The current chapter of a law enforcement career that began 42 1/2 years ago is coming to an end at midnight Tuesday, when the 68-year-old York will finish his third term as Warren County sheriff. York has no regrets about deciding not to seek reelection and is happy about what he was able to accomplish as sheriff as the next phase of his life begins
“I’m ready for a change,” he said. “We did some good things here. I enjoyed it. I think in the 12 years I have been here, we have made it a better place.”
Leaving his position as sheriff may not mean the end of his law enforcement career, though.
York, a Republican, is a finalist for an appointed position as U.S. Marshal for the Northern District of New York, based in Albany. He was one of two people who interviewed for the job last year in Washington, D.C. If he’s offered the job, he said he will take it.
He said he has always considered himself a “cop” instead of an administrator or politician, even though he had to campaign for the job as sheriff. He had a 30-year career with the State Police before retiring in 2007 to run for sheriff.
York said the high point of his State Police career was working on the agency’s Troop G Major Crimes Unit, which investigates homicides and other serious, violent crimes. During his seven-year tenure, the agency solved or helped other agencies solve 74 of 75 homicides.
“And the one we didn’t solve (in Rensselaer County), we knew who did it. We just didn’t have enough evidence to arrest him,” York said.
York was promoted to senior investigator after his stint in Major Crimes, supervising investigators in Queensbury before he left the State Police.
The job of an investigator has changed dramatically since 1988 when York moved to the State Police Bureau of Criminal Investigation. A newfangled device called a fax machine was the height of technology at that time.
“There are so many tools for police work now that we didn’t have,” he said.
York said he is proud of the cooperative relationship the Sheriff’s Office has with other law enforcement agencies in the county.
“Any homicide or major case we had, we solved it,” he said. “The homicide in Queensbury in May, we solved that in five hours.”
York has drawn praise from some and criticism from others for delving into complicated white-collar cases, such as the Siemens Energy Systems investigation, which led to a rift in county Republican circles; and the Lake George Watershed Coalition corruption case that led to the indictment of the coalition’s former director.
He said he has no regrets, as he has always been a cop and wasn’t going to let politics get in the way of the job getting done.

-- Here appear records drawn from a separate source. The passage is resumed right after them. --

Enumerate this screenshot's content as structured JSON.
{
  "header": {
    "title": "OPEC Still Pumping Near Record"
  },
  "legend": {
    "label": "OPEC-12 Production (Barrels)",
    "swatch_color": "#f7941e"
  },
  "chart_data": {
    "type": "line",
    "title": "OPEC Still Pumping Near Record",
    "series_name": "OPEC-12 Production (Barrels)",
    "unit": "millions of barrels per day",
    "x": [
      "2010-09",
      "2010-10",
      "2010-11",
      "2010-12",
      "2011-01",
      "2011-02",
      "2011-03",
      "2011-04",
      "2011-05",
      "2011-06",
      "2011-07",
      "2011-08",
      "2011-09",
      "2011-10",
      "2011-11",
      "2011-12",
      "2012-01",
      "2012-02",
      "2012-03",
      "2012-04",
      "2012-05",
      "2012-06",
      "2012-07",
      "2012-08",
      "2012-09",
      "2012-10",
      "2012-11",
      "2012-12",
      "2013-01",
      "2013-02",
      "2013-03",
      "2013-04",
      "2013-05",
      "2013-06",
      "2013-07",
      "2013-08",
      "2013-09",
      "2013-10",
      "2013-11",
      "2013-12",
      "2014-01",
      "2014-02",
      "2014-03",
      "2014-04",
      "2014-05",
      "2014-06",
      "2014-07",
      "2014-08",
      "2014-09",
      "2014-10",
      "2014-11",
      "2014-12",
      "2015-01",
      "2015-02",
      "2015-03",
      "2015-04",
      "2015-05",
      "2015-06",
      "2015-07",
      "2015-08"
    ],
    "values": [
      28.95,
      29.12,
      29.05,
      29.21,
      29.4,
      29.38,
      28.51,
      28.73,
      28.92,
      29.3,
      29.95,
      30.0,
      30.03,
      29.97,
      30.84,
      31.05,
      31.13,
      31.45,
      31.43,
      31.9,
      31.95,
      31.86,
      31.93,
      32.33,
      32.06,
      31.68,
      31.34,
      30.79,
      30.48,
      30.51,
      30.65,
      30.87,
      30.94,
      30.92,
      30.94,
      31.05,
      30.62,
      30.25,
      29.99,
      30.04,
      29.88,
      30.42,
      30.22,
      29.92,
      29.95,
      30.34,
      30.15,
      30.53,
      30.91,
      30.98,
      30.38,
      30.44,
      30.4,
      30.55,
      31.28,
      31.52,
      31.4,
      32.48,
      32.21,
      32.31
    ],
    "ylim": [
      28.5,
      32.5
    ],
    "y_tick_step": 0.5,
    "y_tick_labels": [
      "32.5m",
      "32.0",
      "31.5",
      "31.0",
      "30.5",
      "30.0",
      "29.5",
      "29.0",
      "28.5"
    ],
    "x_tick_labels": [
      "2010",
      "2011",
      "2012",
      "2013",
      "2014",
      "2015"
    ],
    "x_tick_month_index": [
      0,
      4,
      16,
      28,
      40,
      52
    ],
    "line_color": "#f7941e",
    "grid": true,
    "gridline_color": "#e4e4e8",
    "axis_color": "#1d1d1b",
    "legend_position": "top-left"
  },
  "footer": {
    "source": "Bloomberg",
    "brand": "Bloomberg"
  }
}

“There were a lot of people pissed at me. A lot of Republicans didn’t like that (Siemens) investigation,” he said. “Sometimes you ruffle feathers. But I’m proud of the work work we did. We put a lot of bad guys away and helped a lot of people.”
York, a longtime resident of Warrensburg, said he has no grand plans to travel with his newfound time off, other than day trips here and there. He said he plans to spend more time with family, which includes 20 grandchildren and six great-grandchildren. An avid tennis player and instructor, he will also have more time for the game he loves.